As domestic food grows increasingly unsafe, alarmed middle-class Chinese strip supermarkets of imported food.
Ironically, China is also a “green technology” leader, the world’s largest producer of both windmills and solar panels. Yet in China these account for barely 1 percent of electricity generation. Coal presently supplies 69 percent of China’s total energy consumption; oil accounts for 18 percent; hydroelectric, 6 percent; natural gas, 4 percent; nuclear, less than 1 percent; and other renewables including solar and wind, 1 percent. (27) China currently burns 4 billion tons of coal a year; the US burns less than 1 billion; the European Union, about 0.6 billion. China has marginally reduced the carbon intensity of production in recent years by installing newer, more efficient power plants but these gains have been outstripped by relentless building of more power plants. To make matters worse, even when power plants are fitted with scrubbers to reduce pollution, operators often don’t turn on the scrubbers because these cut into their profits.
While government plans call for reducing coal’s share of the energy mix from 69 percent to 55 percent by 2040, it projects that China’s absolute coal consumption will still rise by more than 50 percent in the same period in line with China’s projected economic growth of around 7.7 percent per year. The World Health Organization considers air pollution above 25 micrograms of particulate matter per cubic meter (PM2.5) to be unsafe. China’s current national average is 75 micrograms but particulate levels in many cities average in the hundreds.

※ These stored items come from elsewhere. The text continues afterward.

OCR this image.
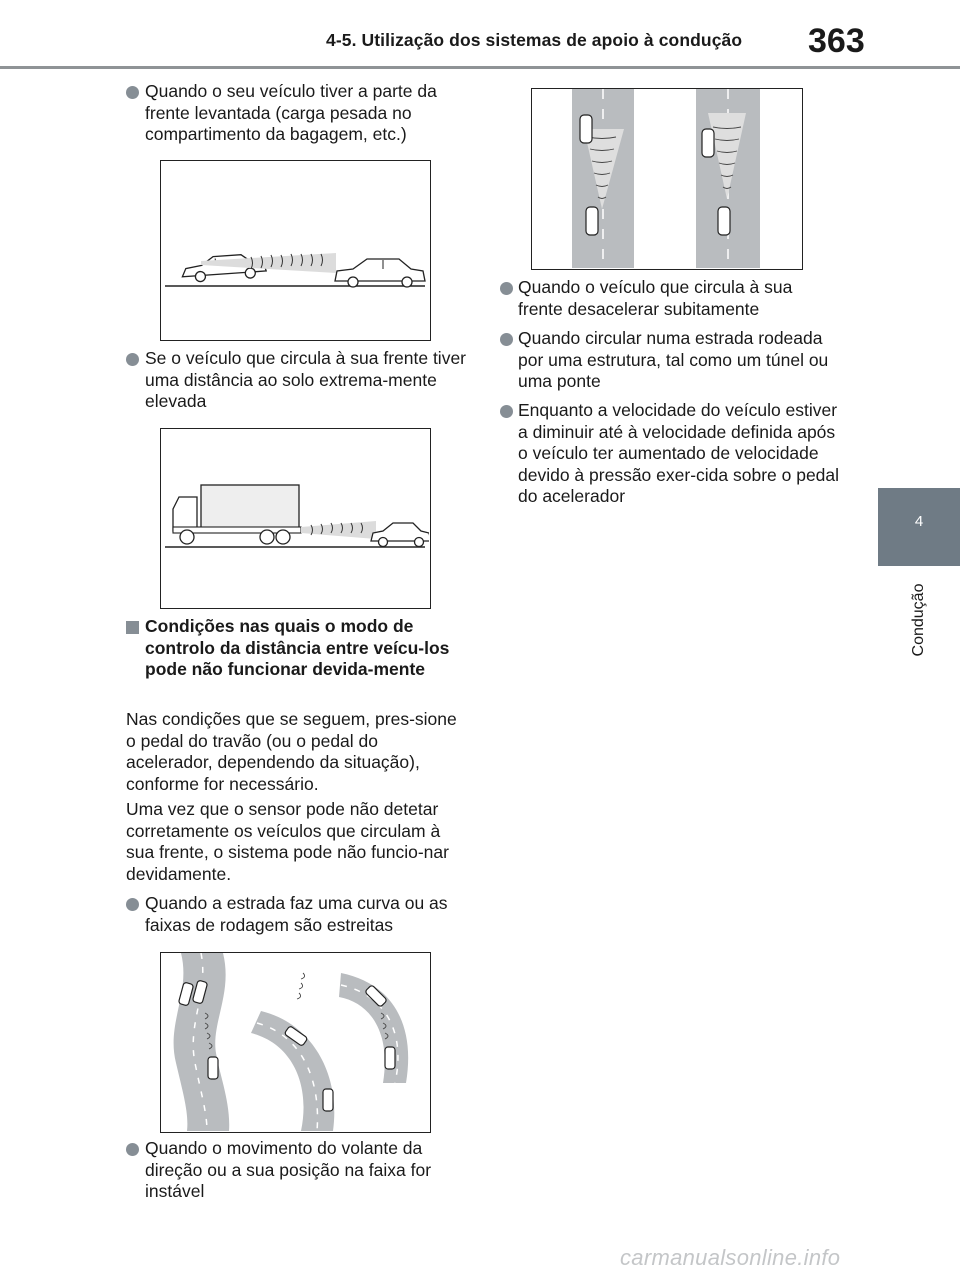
4-5. Utilização dos sistemas de apoio à condução 363
4
Condução
Quando o seu veículo tiver a parte da frente levantada (carga pesada no compartimento da bagagem, etc.)
Se o veículo que circula à sua frente tiver uma distância ao solo extrema-mente elevada
Condições nas quais o modo de controlo da distância entre veícu-los pode não funcionar devida-mente
Nas condições que se seguem, pres-sione o pedal do travão (ou o pedal do acelerador, dependendo da situação), conforme for necessário.
Uma vez que o sensor pode não detetar corretamente os veículos que circulam à sua frente, o sistema pode não funcio-nar devidamente.
Quando a estrada faz uma curva ou as faixas de rodagem são estreitas
Quando o movimento do volante da direção ou a sua posição na faixa for instável
Quando o veículo que circula à sua frente desacelerar subitamente
Quando circular numa estrada rodeada por uma estrutura, tal como um túnel ou uma ponte
Enquanto a velocidade do veículo estiver a diminuir até à velocidade definida após o veículo ter aumentado de velocidade devido à pressão exer-cida sobre o pedal do acelerador
carmanualsonline.info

In the winter of 2013, China suffered from the worst air pollution in its history as half of the country, nearly the whole of northern and eastern China, was smothered in dense smog for weeks at a time. Smog alerts were called in 104 cities in 20 of China’s 30 provinces as schools and airports closed in Beijing, Shanghai and other cities. In January, PM2.5 levels in Beijing reached 900 micrograms per cubic meter. As Beijing was choking in smog in the winter of 2013, Deutsche Bank analysts gloomily concluded that even if China’s economy slowed to 5 percent growth per year from it’s current 7.6 percent rate, coal consumption would still nearly double and China’s smog could increase by as much as 70 percent by 2030. (28)
China’s leaders thus face an intractable dilemma. They can’t keep growing the economy without consuming ever more coal, oil and gas. Yet the more fossil fuels they burn, the more uninhabitable China’s cities become, the more Chinese people flee the country, and the faster China’s emissions are driving global warming.